To avoid putting an API call to LangSmith in the "hot path" of your application, you should implement a caching strategy. The prompt doesn't change on every request, so you can fetch it once and reuse it. Caching not only improves performance but also increases resilience, as your application can continue to function using the last-known prompt even if it temporarily can't reach the LangSmith API.

Caching strategies

There are two primary strategies for caching prompts, each with its own trade-offs.

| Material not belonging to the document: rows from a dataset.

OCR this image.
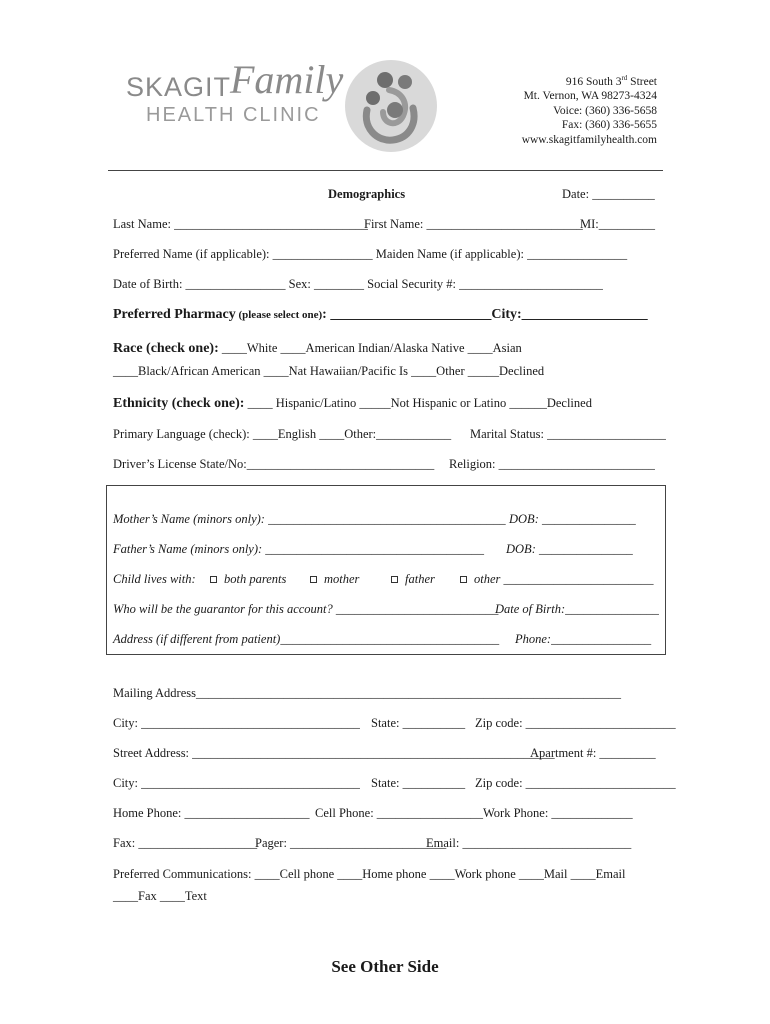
SKAGIT
Family
HEALTH CLINIC
916 South 3rd Street
Mt. Vernon, WA 98273-4324
Voice: (360) 336-5658
Fax: (360) 336-5655
www.skagitfamilyhealth.com
Demographics	Date: __________
Last Name: _______________________________
First Name: _________________________
MI:_________
Preferred Name (if applicable): ________________ Maiden Name (if applicable): ________________
Date of Birth: ________________ Sex: ________ Social Security #: _______________________
Preferred Pharmacy (please select one): _______________________City:__________________
Race (check one): ____White ____American Indian/Alaska Native ____Asian
____Black/African American ____Nat Hawaiian/Pacific Is ____Other _____Declined
Ethnicity (check one): ____ Hispanic/Latino _____Not Hispanic or Latino ______Declined
Primary Language (check): ____English ____Other:____________ Marital Status: ___________________
Driver’s License State/No:______________________________ Religion: _________________________
Mother’s Name (minors only): ______________________________________ DOB: _______________
Father’s Name (minors only): ___________________________________ DOB: _______________
Child lives with:	both parents	mother	father	other ________________________
Who will be the guarantor for this account? __________________________
Date of Birth:_______________
Address (if different from patient)___________________________________ Phone:________________
Mailing Address____________________________________________________________________
City: ___________________________________ State: __________ Zip code: ________________________
Street Address: __________________________________________________________
Apartment #: _________
City: ___________________________________ State: __________ Zip code: ________________________
Home Phone: ____________________ Cell Phone: _________________ Work Phone: _____________
Fax: ___________________
Pager: _________________________
Email: ___________________________
Preferred Communications: ____Cell phone ____Home phone ____Work phone ____Mail ____Email
____Fax ____Text
See Other Side
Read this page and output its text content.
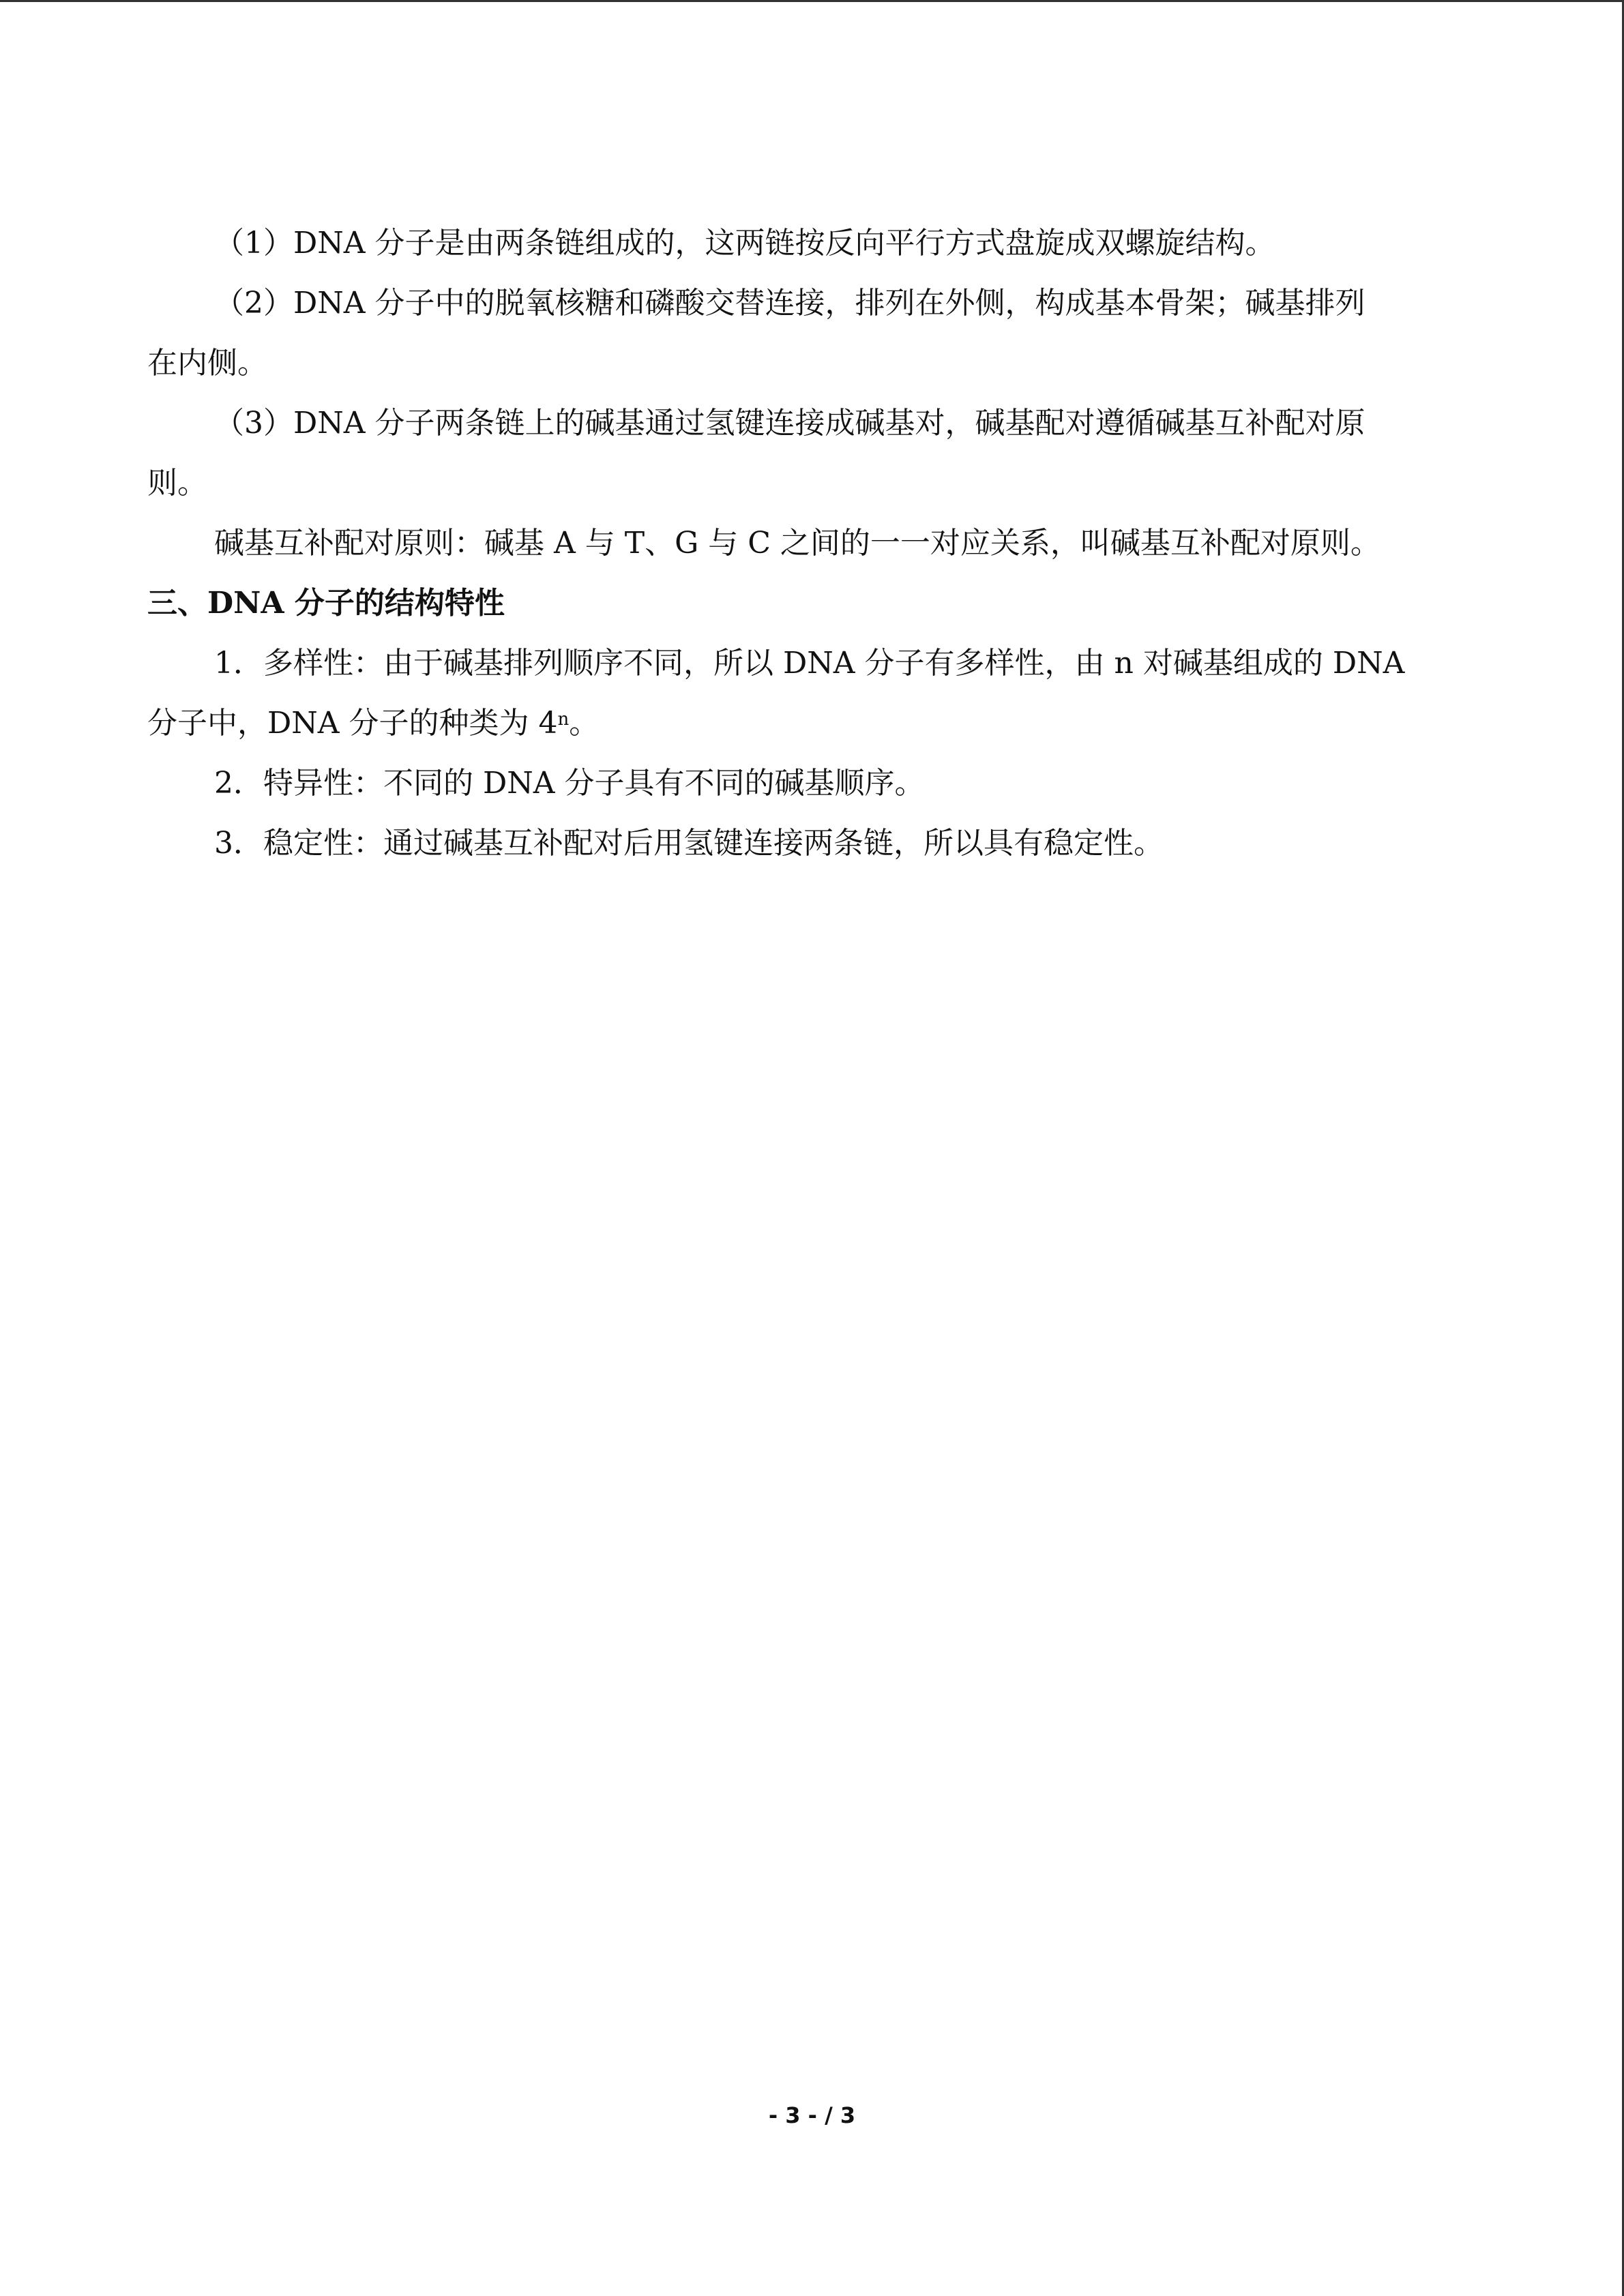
（1）DNA 分子是由两条链组成的，这两链按反向平行方式盘旋成双螺旋结构。
（2）DNA 分子中的脱氧核糖和磷酸交替连接，排列在外侧，构成基本骨架；碱基排列
在内侧。
（3）DNA 分子两条链上的碱基通过氢键连接成碱基对，碱基配对遵循碱基互补配对原
则。
碱基互补配对原则：碱基 A 与 T、G 与 C 之间的一一对应关系，叫碱基互补配对原则。
三、DNA 分子的结构特性
1．多样性：由于碱基排列顺序不同，所以 DNA 分子有多样性，由 n 对碱基组成的 DNA
分子中，DNA 分子的种类为 4$^n$。
2．特异性：不同的 DNA 分子具有不同的碱基顺序。
3．稳定性：通过碱基互补配对后用氢键连接两条链，所以具有稳定性。
- 3 - / 3
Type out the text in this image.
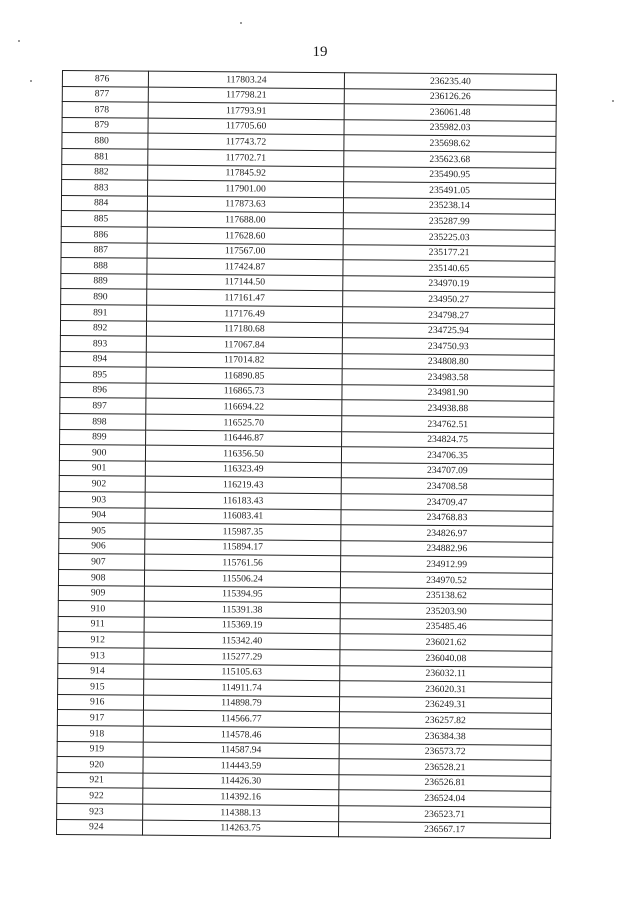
19
876	117803.24	236235.40
877	117798.21	236126.26
878	117793.91	236061.48
879	117705.60	235982.03
880	117743.72	235698.62
881	117702.71	235623.68
882	117845.92	235490.95
883	117901.00	235491.05
884	117873.63	235238.14
885	117688.00	235287.99
886	117628.60	235225.03
887	117567.00	235177.21
888	117424.87	235140.65
889	117144.50	234970.19
890	117161.47	234950.27
891	117176.49	234798.27
892	117180.68	234725.94
893	117067.84	234750.93
894	117014.82	234808.80
895	116890.85	234983.58
896	116865.73	234981.90
897	116694.22	234938.88
898	116525.70	234762.51
899	116446.87	234824.75
900	116356.50	234706.35
901	116323.49	234707.09
902	116219.43	234708.58
903	116183.43	234709.47
904	116083.41	234768.83
905	115987.35	234826.97
906	115894.17	234882.96
907	115761.56	234912.99
908	115506.24	234970.52
909	115394.95	235138.62
910	115391.38	235203.90
911	115369.19	235485.46
912	115342.40	236021.62
913	115277.29	236040.08
914	115105.63	236032.11
915	114911.74	236020.31
916	114898.79	236249.31
917	114566.77	236257.82
918	114578.46	236384.38
919	114587.94	236573.72
920	114443.59	236528.21
921	114426.30	236526.81
922	114392.16	236524.04
923	114388.13	236523.71
924	114263.75	236567.17
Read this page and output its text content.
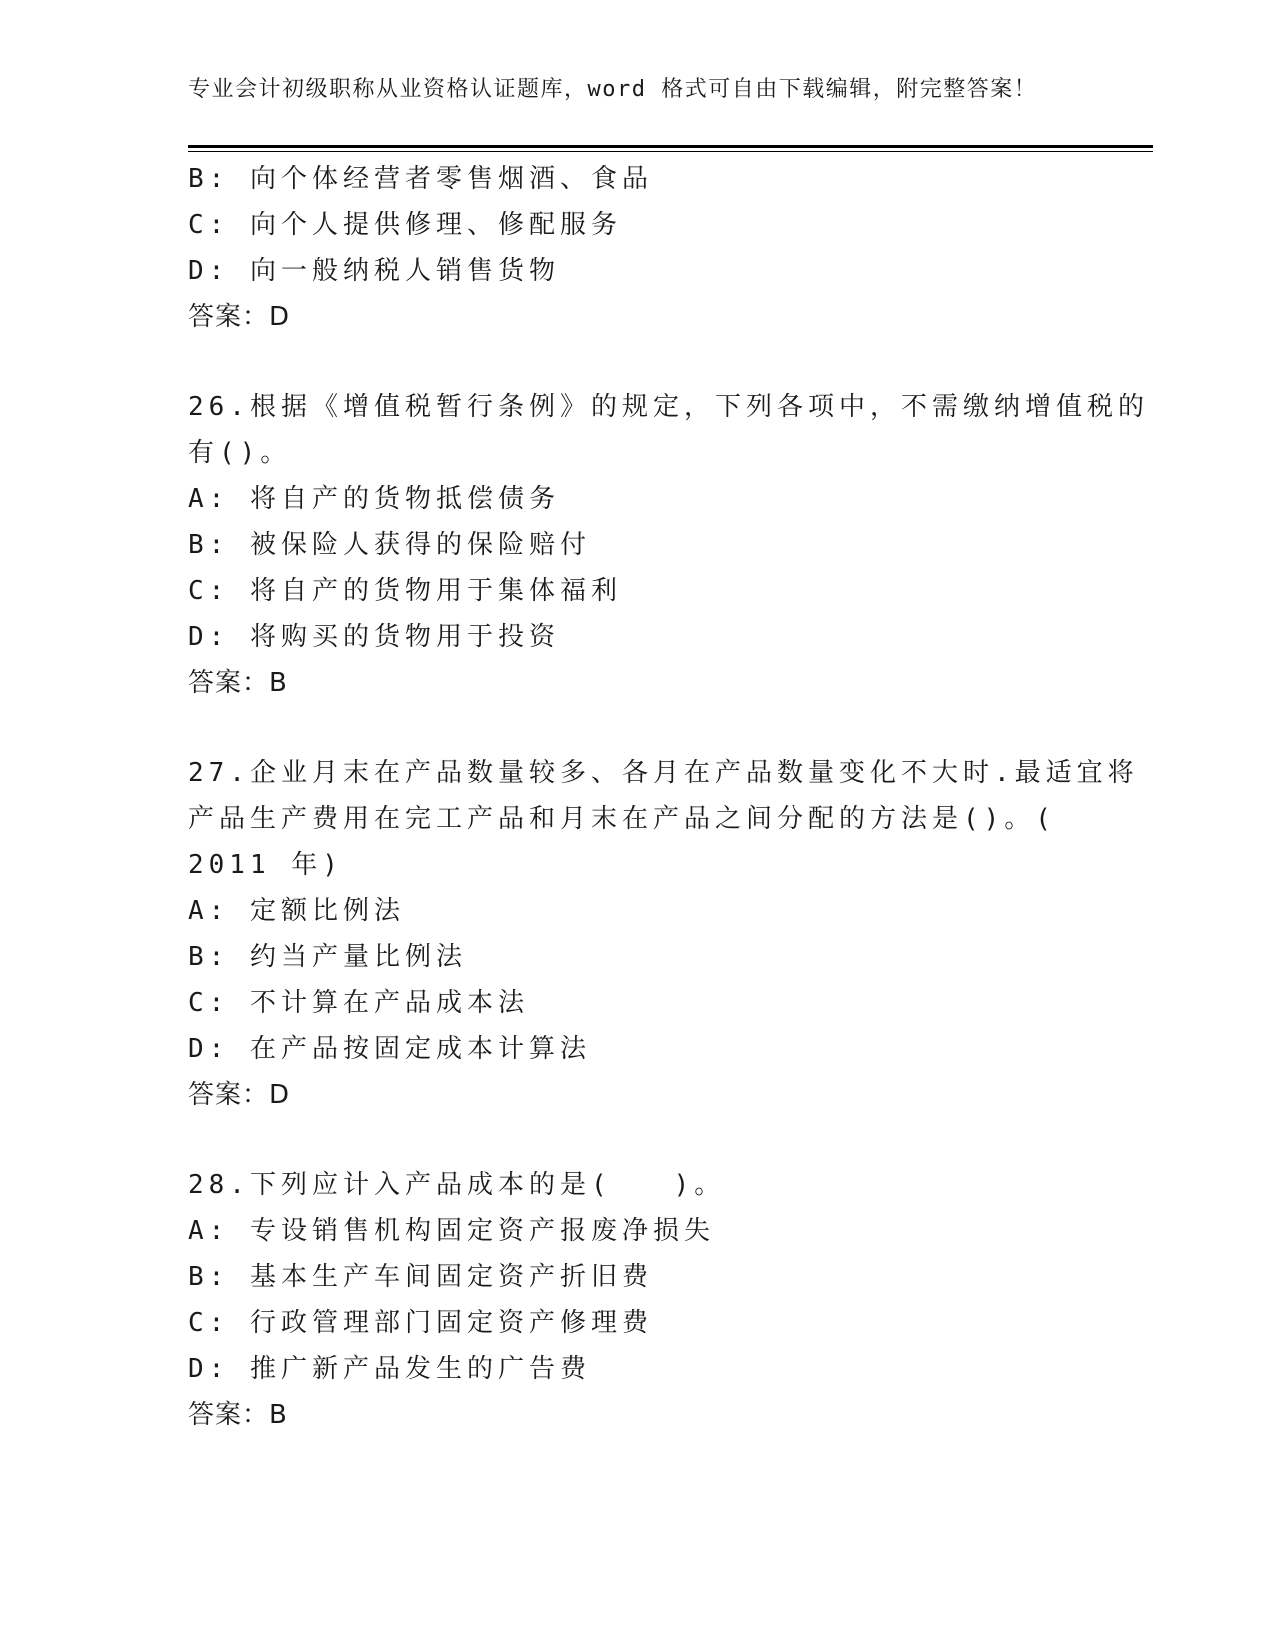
专业会计初级职称从业资格认证题库，word 格式可自由下载编辑，附完整答案！
B: 向个体经营者零售烟酒、食品
C: 向个人提供修理、修配服务
D: 向一般纳税人销售货物
答案：D
26.根据《增值税暂行条例》的规定，下列各项中，不需缴纳增值税的
有()。
A: 将自产的货物抵偿债务
B: 被保险人获得的保险赔付
C: 将自产的货物用于集体福利
D: 将购买的货物用于投资
答案：B
27.企业月末在产品数量较多、各月在产品数量变化不大时.最适宜将
产品生产费用在完工产品和月末在产品之间分配的方法是()。(
2011 年)
A: 定额比例法
B: 约当产量比例法
C: 不计算在产品成本法
D: 在产品按固定成本计算法
答案：D
28.下列应计入产品成本的是(　　)。
A: 专设销售机构固定资产报废净损失
B: 基本生产车间固定资产折旧费
C: 行政管理部门固定资产修理费
D: 推广新产品发生的广告费
答案：B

  • 1. Local in-memory caching This is the simplest caching method. The prompt is fetched from LangSmith and stored directly in the memory of your application instance.
    • How it works: On application startup, or on the first request for a prompt, fetch it from LangSmith and store it in a global variable or a simple cache object. Set a Time-To-Live (TTL) on the cached item (e.g., 5-10 minutes). Subsequent requests use the in-memory version until the TTL expires, at which point it's fetched again.
    • Pros: Extremely fast access with sub-millisecond latency; no additional infrastructure required.
    • Cons: The cache is lost if the application restarts. Each instance of your application (if you have more than one server) will have its own separate cache, which could lead to brief inconsistencies when a prompt is updated.
    • Best for: Single-instance applications, development environments, or applications where ultimate consistency across all nodes is not critical.
  • 2. Distributed caching This approach uses an external, centralized caching service that is shared by all instances of your application.
    • How it works: Your application instances connect to a shared caching service like Redis or Memcached. When a prompt is needed, the application first checks the distributed cache. If it's not there (a "cache miss"), it fetches the prompt from LangSmith, stores it in the cache, and then uses it.
    • Pros: The cache is persistent and is not lost on application restarts. All application instances share the same cache, ensuring consistency. Highly scalable for large, distributed systems.
    • How it works: Your application instances connect to a shared caching service like Redis or Memcached. When a prompt is needed, the application first checks the distributed cache. If it's not there (a "cache miss"), it fetches the prompt from LangSmith, stores it in the cache, and then uses it.
    • Best for: Scalable, multi-instance production applications where consistency and resilience are top priorities. Using a service like Redis is the industry-standard approach for robust application caching.